When I first started blogging twenty years ago, I wrote about going to Walgreen’s for a passport photo. That post said:
I went to my local Walgreen’s yesterday to obtain the two photos required by our government to have one’s passport renewed. Sure enough, in the photo department a woman waited with a Polaroid camera and a pull-down screen that provided the obligatory white backdrop. She propped me up in front of the screen, made furrows in her forehead, and said, “Don’t smile.”
I obliged, although I wondered why smiling, or lack thereof, was part of the process. It wasn’t necessary to ask aloud, since the woman’s explanation was forthcoming. “We’ve received new government guidelines,” she said. “Applicants are not to smile since it changes their appearances.”

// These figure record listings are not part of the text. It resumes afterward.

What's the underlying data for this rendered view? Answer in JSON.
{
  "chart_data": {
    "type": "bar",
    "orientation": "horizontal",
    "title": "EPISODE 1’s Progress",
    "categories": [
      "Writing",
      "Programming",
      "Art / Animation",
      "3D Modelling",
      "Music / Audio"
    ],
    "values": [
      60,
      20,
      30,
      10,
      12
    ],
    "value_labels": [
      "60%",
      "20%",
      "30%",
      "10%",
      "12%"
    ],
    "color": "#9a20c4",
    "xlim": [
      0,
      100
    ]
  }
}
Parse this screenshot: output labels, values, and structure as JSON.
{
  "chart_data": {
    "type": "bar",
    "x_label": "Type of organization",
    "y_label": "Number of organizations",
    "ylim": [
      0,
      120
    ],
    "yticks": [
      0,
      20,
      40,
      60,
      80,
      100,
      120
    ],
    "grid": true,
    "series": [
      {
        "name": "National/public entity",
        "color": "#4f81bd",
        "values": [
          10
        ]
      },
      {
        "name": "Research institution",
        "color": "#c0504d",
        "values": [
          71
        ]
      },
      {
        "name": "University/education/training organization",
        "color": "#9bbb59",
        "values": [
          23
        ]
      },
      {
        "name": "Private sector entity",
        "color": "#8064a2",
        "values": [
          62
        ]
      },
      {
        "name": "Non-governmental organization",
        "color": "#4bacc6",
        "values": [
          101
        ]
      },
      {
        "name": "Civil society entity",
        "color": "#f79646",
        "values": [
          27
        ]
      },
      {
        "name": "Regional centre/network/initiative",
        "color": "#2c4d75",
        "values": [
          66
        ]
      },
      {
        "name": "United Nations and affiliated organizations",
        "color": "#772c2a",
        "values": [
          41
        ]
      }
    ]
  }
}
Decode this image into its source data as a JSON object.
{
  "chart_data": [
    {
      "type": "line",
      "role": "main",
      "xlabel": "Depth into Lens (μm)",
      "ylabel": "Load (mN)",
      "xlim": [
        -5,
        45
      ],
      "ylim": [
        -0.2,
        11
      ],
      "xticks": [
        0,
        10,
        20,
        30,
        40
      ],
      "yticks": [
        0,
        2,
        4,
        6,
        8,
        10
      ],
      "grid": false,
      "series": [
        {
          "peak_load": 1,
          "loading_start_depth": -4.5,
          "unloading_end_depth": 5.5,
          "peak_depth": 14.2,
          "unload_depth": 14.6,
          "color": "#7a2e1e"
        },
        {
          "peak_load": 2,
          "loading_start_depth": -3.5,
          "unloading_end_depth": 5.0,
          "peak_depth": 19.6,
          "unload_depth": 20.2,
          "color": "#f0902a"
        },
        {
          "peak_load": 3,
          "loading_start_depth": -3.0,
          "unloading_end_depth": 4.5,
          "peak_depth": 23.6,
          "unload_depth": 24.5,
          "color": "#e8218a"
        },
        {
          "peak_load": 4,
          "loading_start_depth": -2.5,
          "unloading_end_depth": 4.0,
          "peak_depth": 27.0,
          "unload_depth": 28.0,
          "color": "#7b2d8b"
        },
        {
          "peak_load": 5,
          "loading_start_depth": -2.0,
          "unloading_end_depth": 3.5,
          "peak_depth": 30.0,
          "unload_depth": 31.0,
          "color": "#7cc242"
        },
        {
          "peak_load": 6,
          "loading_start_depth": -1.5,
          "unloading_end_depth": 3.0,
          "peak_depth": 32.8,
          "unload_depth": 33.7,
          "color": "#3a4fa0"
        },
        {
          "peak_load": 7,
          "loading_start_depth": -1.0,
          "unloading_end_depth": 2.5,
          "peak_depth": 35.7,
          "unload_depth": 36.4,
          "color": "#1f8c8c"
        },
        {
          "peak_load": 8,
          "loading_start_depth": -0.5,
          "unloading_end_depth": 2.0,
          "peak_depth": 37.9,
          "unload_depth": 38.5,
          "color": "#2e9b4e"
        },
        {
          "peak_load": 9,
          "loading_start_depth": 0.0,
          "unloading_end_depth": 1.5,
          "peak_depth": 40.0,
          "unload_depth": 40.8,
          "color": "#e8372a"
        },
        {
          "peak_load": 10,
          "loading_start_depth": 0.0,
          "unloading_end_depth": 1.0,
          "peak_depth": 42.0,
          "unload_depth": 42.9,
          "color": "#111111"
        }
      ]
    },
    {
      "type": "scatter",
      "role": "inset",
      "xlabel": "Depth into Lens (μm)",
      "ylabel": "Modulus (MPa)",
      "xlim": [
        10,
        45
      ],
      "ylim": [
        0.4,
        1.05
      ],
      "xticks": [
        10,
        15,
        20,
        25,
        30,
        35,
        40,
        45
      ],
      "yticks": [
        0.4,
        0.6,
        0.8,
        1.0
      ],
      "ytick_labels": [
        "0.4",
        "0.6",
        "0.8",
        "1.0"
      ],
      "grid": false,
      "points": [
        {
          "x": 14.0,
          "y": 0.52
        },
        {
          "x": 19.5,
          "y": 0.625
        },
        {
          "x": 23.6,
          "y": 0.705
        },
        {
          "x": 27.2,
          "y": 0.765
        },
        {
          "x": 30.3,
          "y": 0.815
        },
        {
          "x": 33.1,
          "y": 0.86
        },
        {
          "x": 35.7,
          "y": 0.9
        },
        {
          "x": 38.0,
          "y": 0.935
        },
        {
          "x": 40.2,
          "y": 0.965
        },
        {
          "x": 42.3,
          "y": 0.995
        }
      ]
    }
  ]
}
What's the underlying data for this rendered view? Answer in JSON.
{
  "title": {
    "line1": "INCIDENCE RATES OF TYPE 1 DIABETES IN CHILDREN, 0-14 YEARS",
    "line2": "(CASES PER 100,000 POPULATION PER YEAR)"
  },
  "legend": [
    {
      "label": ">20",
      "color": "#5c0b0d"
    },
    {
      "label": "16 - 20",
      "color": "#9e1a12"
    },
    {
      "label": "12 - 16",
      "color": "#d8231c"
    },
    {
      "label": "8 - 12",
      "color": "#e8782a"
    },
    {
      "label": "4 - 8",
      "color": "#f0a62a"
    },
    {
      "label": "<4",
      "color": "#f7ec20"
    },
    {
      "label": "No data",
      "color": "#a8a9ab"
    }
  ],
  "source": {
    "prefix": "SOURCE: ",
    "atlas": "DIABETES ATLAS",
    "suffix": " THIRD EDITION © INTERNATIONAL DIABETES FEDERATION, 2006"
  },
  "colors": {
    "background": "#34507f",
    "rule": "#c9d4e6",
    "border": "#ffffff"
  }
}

Her sincerity could not be doubted, but her answer made me wonder where this idea originated. I also wondered how much money the government spent sending the guidelines to every Walgreen’s as well as to every other place that offers passport photos.
I can see a variety of consequences to the “No Smiling” order. Airport security personnel will add another item to their burgeoning checklist. Anyone who currently possesses a passport with a smiling photo will be asked to replicate the smile before hearing an official say, “Yes, it’s you. Go on through.”
Then when American tourists are asked to show their passports in other countries, we’ll all appear as a somber bunch. This might be interpreted as proof that we don’t like living in our country. We’ll all look older too, since smiles tend to de-age the face and our photos will be smile-less.
I wonder if those who issue drivers’ licenses will follow suit.
Today I returned to Walgreen’s for an updated passport photo. This time, a young man the size of Hulk Hogan had the Polaroid and the pull-down screen. But I beat him to the punchline about not smiling.
“Yes,” he said, “It’s still in effect. Please look straight at me.”
A few minutes later the updated, non-smiling, two-inch square, 2024 version of my passport photo was in my hand. It cost almost twice as much as it did in 2004. Come to think of it, that’s not the only change. There’s been continuous war, mass shootings, global catastrophes, social media explosions, and political chicanery.
Perhaps those government officials who issued the No Smiling Edict twenty years ago were clairvoyant, because there isn’t a lot to smile about these days.